Iron deficiency causes damage to infants brain
Stating that iron deficiency in infants is a significant problem, prominent doctors in Hyderabad have urged parents to pay special attention to the iron needs of their infants.
Stating that iron deficiency in infants is a significant problem, prominent doctors in Hyderabad have urged parents to pay special attention to the iron needs of their infants. Experts said, besides anemia, iron deficiency is one of the leading risk factors that may hinder proper brain development which cannot be reversed. Therefore, providing nutrition dense food to infants is essential. This will contribute to improved brain functions and better productivity in the long run.
Nutritional iron deficiency arises when the body does not absorb enough iron for all the bodily functions. This is particularly seen in infants from 6 months of age because they are growing rapidly but do not have enough sources of iron in their diet. In India, iron deficiency is highest (49.5 per cent) in 6-23 months old children.
This is perhaps due to the fact that Indian children aged 1-3 years consume only one third of the iron that is required in a day Iron plays a very important role in a baby’s brain development and cognition and iron and zinc help in the development of baby’s immunity.
Since, 90 per cent of brain develops during pregnancy and the 1st 2 years of the infant’s life, lack of the right kind of nutrition that meets all their requirements for iron and other micro nutrients during this time, may lead to irreversible damage to a child’s brain development and physical growth as well as make him more susceptible to illness as a child and as an adult.

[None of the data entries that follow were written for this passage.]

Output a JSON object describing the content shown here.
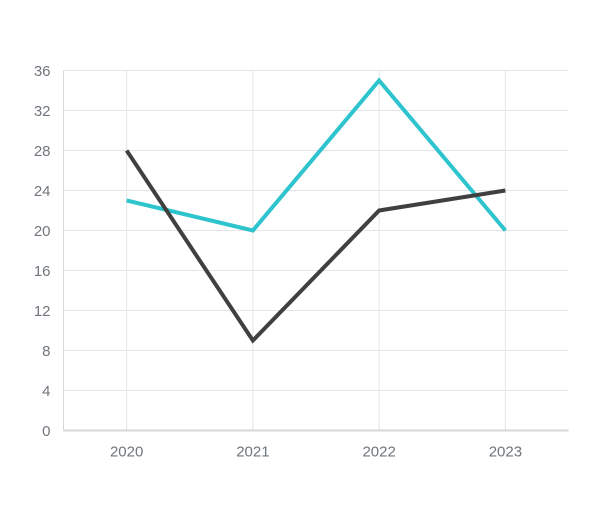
{
  "chart_data": {
    "type": "line",
    "title": "",
    "xlabel": "",
    "ylabel": "",
    "categories": [
      "2020",
      "2021",
      "2022",
      "2023"
    ],
    "series": [
      {
        "name": "cyan-line",
        "color": "#2EC4CE",
        "values": [
          23,
          20,
          35,
          20
        ]
      },
      {
        "name": "dark-line",
        "color": "#404040",
        "values": [
          28,
          9,
          22,
          24
        ]
      }
    ],
    "y_ticks": [
      0,
      4,
      8,
      12,
      16,
      20,
      24,
      28,
      32,
      36
    ],
    "ylim": [
      0,
      36
    ],
    "grid": true,
    "legend_position": "none",
    "colors": {
      "grid": "#e4e4e4",
      "axis": "#d7d7d7",
      "tick_label": "#70767d",
      "background": "#ffffff"
    }
  }
}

Prof. Arun Singh, leading Neonatologist and currently a National Advisor, Ministry of Health and Family Welfare (MOFHW), Government of India says, “It is but an irony that when the body requirement of iron is maximum even in the best of scenarios children get very little iron in their diet leading to a huge gap.
Incidentally it is also the period where the brain demand of iron is also maximum and because of this gap we are losing valuable IQ points in our children. Mostly the society and the parents are ignorant of this huge loss to the country.”
Focusing on long term impact of iron deficiency Dr Arun Singh, also adds, “In most of the public health programs Iron deficiency is only understood in terms of anemia. Mild iron deficiency may not lead to anemia but may be enough to hinder proper brain developmentin a human being. Also, the extent of adverse effects on the developing brain is largely dependent on the timing and duration of iron deficiency as iron is involved in many central nervous system processes that could affect infant behavior and development.”
Dr (Prof.) P Sudershan Reddy, Consultant Chief Pediatrician, Krishna Childrens Hospital, Former Professor & Head Department of Pediatrics, Osmania Medical College, Hyderabad says, “Iron needs should be fulfilled through complementary food. In India, infants are fed whatever is consumed by elders in the family.
Indian diets are majorly grain and plant based, with little intake of iron rich pulses, green leafy vegetables and meat. The Indian grain and plant diets are high in macronutrients like carbohydrates, fats and proteins, but are very low in micronutrients such as iron and zinc, leading to deficiencies.” Additionally, infants need nutrient dense food since their stomach size is too small to take in the amount of food that is required to meet the daily micronutrient needs.
Experts also pointed out that survey data showed that readymade vitamins & minerals enriched food or fortified grains/foods or iron/multi vitamin drops supplementation, when consumed along with homemade food, can reduce the risk of moderate to severe anemia and iron deficiency anemia by nearly 27 per cent. They also improve hemoglobin levels among children between 12-17 months of age.
Given the importance of iron deficiency for proper brain development and the consequences that can persist through adulthood because of this deficiency, it is critical for parents to have proper knowledge about the nutritional requirements of their infants. The good part is that a large portion of iron deficiency is preventable with appropriate and timely intervention.